In an interview with the Moab Sun News in September, Doug Caylor, executive director at the clinic, said the clinic never closed its doors throughout the pandemic.
“We’ve been making ourselves available for the needs of the community and doing what we can to plug into those needs and help,” he said. “That’s kept us on the forefront of everybody’s minds.”
In a press release, the Chamber of Commerce commended the clinic for both its “tireless [work] through the pandemic to provide much needed access to care in our community,” and for a new program that helps businesses in Moab offer benefits to their employees.
“They are long time Chamber members finding ways to support businesses and community alike,” the Chamber said.
The Business of the Year award went to City Market, located on Main Street, which the Chamber lauded for going “above and beyond, working tirelessly during the pandemic to make adjustments for COVID regulations, supply shortages, workforce shortages and high tensions over the past two years.”
The chain store has become “part of our community,” the Chamber said. The Chamber also highlighted City Market’s support of local families, nonprofits and businesses.
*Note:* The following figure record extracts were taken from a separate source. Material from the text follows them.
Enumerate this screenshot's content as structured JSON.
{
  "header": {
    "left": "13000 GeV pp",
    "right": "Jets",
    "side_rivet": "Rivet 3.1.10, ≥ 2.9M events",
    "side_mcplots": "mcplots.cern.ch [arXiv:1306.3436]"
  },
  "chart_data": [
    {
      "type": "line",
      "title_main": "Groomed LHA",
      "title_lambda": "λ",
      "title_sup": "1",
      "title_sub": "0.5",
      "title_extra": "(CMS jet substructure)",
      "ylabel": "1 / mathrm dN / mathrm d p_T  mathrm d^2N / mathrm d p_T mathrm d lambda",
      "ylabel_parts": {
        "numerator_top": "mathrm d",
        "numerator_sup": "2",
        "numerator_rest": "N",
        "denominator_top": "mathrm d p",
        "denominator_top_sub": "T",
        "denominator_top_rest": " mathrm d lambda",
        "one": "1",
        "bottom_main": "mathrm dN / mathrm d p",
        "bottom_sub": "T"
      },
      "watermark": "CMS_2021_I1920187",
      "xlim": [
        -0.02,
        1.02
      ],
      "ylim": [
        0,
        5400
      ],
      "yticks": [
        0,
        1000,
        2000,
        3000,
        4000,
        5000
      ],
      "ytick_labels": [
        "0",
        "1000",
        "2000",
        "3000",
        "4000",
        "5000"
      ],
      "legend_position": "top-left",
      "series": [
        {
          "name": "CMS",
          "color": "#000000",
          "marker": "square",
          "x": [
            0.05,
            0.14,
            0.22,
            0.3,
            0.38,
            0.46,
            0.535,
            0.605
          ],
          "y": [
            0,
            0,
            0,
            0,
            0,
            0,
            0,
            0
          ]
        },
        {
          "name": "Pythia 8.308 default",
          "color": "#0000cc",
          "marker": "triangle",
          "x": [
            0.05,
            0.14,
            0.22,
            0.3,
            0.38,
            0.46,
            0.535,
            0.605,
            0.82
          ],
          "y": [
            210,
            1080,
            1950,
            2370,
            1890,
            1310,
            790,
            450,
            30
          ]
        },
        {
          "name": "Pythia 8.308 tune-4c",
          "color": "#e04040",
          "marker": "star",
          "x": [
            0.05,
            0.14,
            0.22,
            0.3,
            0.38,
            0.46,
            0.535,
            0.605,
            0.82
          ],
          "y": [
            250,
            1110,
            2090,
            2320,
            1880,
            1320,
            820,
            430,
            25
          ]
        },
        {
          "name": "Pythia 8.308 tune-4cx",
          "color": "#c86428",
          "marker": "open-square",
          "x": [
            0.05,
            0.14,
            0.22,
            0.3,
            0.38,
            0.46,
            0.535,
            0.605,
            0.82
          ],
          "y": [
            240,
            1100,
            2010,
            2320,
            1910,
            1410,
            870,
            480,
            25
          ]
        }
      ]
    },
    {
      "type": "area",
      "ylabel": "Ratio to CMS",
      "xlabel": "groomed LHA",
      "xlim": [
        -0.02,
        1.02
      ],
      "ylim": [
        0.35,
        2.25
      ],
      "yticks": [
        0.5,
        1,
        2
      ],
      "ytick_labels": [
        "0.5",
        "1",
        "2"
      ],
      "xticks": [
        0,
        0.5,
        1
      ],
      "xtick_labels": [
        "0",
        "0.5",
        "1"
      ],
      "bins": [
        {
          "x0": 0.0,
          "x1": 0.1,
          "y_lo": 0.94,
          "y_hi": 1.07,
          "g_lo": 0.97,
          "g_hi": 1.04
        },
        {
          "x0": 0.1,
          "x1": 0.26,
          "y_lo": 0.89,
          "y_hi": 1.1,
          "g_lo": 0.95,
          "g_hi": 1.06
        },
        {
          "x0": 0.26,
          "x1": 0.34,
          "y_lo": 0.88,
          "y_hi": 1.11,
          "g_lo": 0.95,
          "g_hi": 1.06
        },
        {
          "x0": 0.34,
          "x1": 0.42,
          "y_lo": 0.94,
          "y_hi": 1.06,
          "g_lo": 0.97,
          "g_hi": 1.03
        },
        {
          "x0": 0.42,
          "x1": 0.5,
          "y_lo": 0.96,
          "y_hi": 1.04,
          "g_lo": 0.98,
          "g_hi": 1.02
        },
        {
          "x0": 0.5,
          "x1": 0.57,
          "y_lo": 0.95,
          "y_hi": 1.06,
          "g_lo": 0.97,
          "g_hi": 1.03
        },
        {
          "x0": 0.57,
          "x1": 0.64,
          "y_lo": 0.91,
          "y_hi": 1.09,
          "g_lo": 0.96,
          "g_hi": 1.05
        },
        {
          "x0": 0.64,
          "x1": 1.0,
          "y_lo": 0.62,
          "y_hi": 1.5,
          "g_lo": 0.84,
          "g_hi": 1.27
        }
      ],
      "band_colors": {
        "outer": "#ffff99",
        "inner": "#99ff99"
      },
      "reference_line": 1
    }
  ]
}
Brendon Cameron, manager at the City Market, was awarded Citizen of the Year. The Chamber reported that they received a record number of nominations for Cameron, who also serves on the Chamber board of directors. The Chamber said Cameron won the award because he “has made personal efforts and sacrifices to better the lives of those around him.”
“To Brendon, community is more than a group of people living in the same place—it’s a feeling of fellowship, support and unity, and Brendon actively fosters those things daily,” the Chamber wrote. “Whether through jokes, encouragement, or jumping in to fill a need, Brendon has gone out of his way to support and make Moab his community.”